結界が消えると同時に翔夜くんの慌てる声が聞こえたかと思うと、


「いてー・・・」


尻もちをついている彼と目が合った。

おそらく、結界にめり込んで完全に身体を預けていたら、その結界が消えて尻もちをつく羽目になったとでもいったところだろう。


「ごめん、ごめん。」


私が笑いながら謝ると、


「いや、琴音ちゃん!この結界、すごいよ!」


と、興奮冷めやらぬ感じで立ち上がり、みんなの座っているところにやってきた。


すごいってなんだろう・・・


何がすごいのかさっぱりわからず首を傾げていると、横にいた蒼月さんも真面目な顔で言った。

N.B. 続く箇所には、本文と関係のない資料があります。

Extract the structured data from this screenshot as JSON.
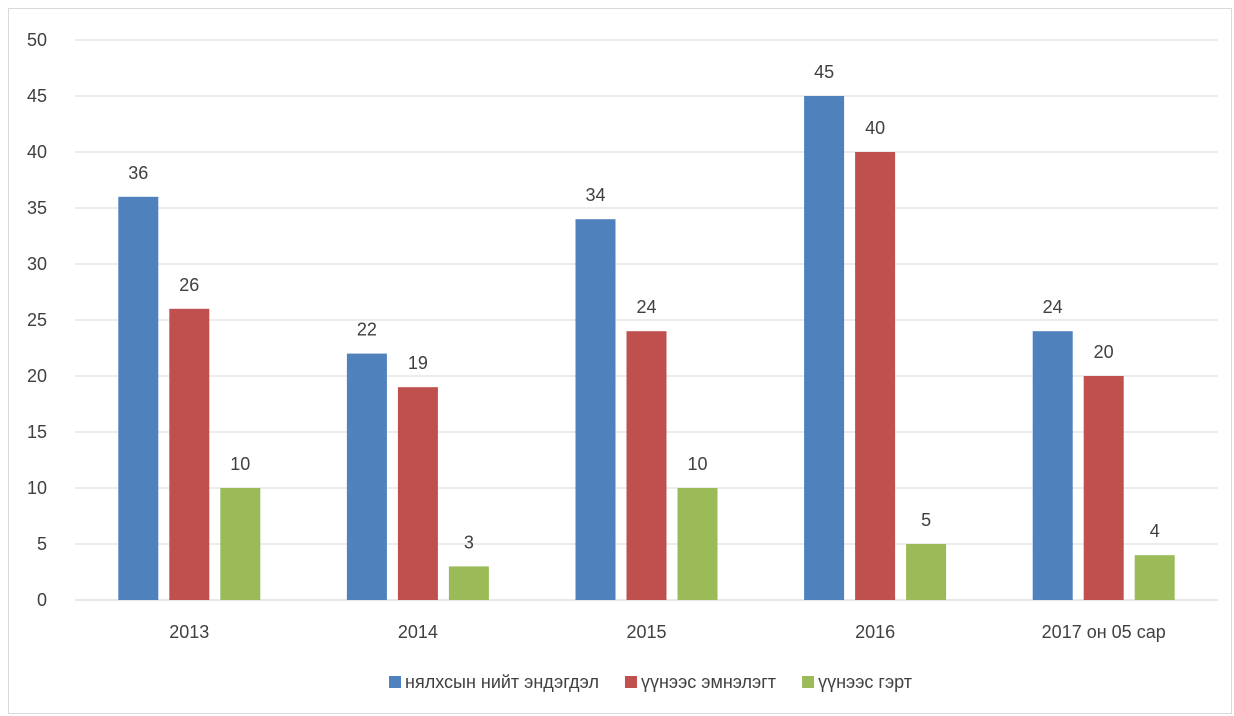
{
  "chart_data": {
    "type": "bar",
    "title": "",
    "xlabel": "",
    "ylabel": "",
    "categories": [
      "2013",
      "2014",
      "2015",
      "2016",
      "2017 он 05 сар"
    ],
    "series": [
      {
        "name": "нялхсын нийт эндэгдэл",
        "color": "#4f81bd",
        "values": [
          36,
          22,
          34,
          45,
          24
        ]
      },
      {
        "name": "үүнээс эмнэлэгт",
        "color": "#c0504d",
        "values": [
          26,
          19,
          24,
          40,
          20
        ]
      },
      {
        "name": "үүнээс гэрт",
        "color": "#9bbb59",
        "values": [
          10,
          3,
          10,
          5,
          4
        ]
      }
    ],
    "ylim": [
      0,
      50
    ],
    "yticks": [
      0,
      5,
      10,
      15,
      20,
      25,
      30,
      35,
      40,
      45,
      50
    ],
    "grid": true,
    "legend_position": "bottom",
    "data_labels": true
  }
}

「これは・・・おそらく静寂しじまと癒しの結界だろう・・・」


しじま、が何か分からなくてこれまた首を傾げていると、月影さんが「静寂ってこと」と補足してくれた後、


「しかし、静寂しじまの結界や癒しの結界はわかりますが、この2つが組み合わさったものは初めて聞きますね。しかも、この餅のような弾力の結界は見たことも聞いたこともないですよ。」


と言う。


その言葉に、「そうだな。」と言った蒼月さんが、少し考えた後で翔夜くんを見て、


「翔夜は外から色々と術を試していたように見えたが、どうだった?」


と尋ねる。


その質問を待ってました!とばかりに、翔夜くんが興奮気味に話し出す。


「まず、陰の術も陽の術も見事に吸収されます。拳などでの攻撃も同じです。衝撃もなく、吸収というのが適切かと。しかも、この結界に触れていると信じられないくらい癒されます。」


そう言った翔夜くんの顔は、心なしかほわんとしている。


蒼月さんはそれを聞いてしばし考え込むように黙り込むが、やがて静かに口を開いた。


「そうか。そうなると、やはり静寂しじまの結界と癒しの結界が一つになったものと考えるのが正しいのだろう。結界の中は外の音が完全に遮断された状態だった。」


それから、


「そういえば、今朝はこの結界を張ることができなかったと言っていたな。」


私と月影さんを交互に見て尋ねる。


「はい。確かにできなかったんですが・・・」


月影さんが不思議そうにそう答えてから私を見る。


「琴音ちゃん。今朝と今とで何か違うことってあるかな?」


そう聞かれて考える。


(今朝と今とで違うこと・・・?)


なかなか違いが思い出せない。だけど、少しの間考えて、私が思い当たったのはこれだけで・・・


「あ!!今朝は着けていなかったけど、今は守り水晶を着けています。」


襟元から首にかかったままの守り水晶を取り出す。


「ちょっと見せろ。」


そう言い終わるか否かのタイミングで、蒼月さんが守り水晶に手を添えて顔を近づける。


(近い、近い、近い!!)


襟元に息がかかりそうなほど近くに蒼月さんのきれいな顔があるという事実に、顔がどんどん熱を帯びてくるのを感じる。


蒼月さんは、そんな私のことなんてお構いなしで、


「この水晶はどこで手に入れた?」


そのまま顔を上げて私を見上げる。


そして、おそらく私が真っ赤な顔をしていることに気づいたのだろう。もしくは、自分が今どれほど私の近くにいるか気づいたのだろう。


「あ・・・すまない。」


そう言って水晶から手を離すと、こほんと軽く咳払いをして、座り直した。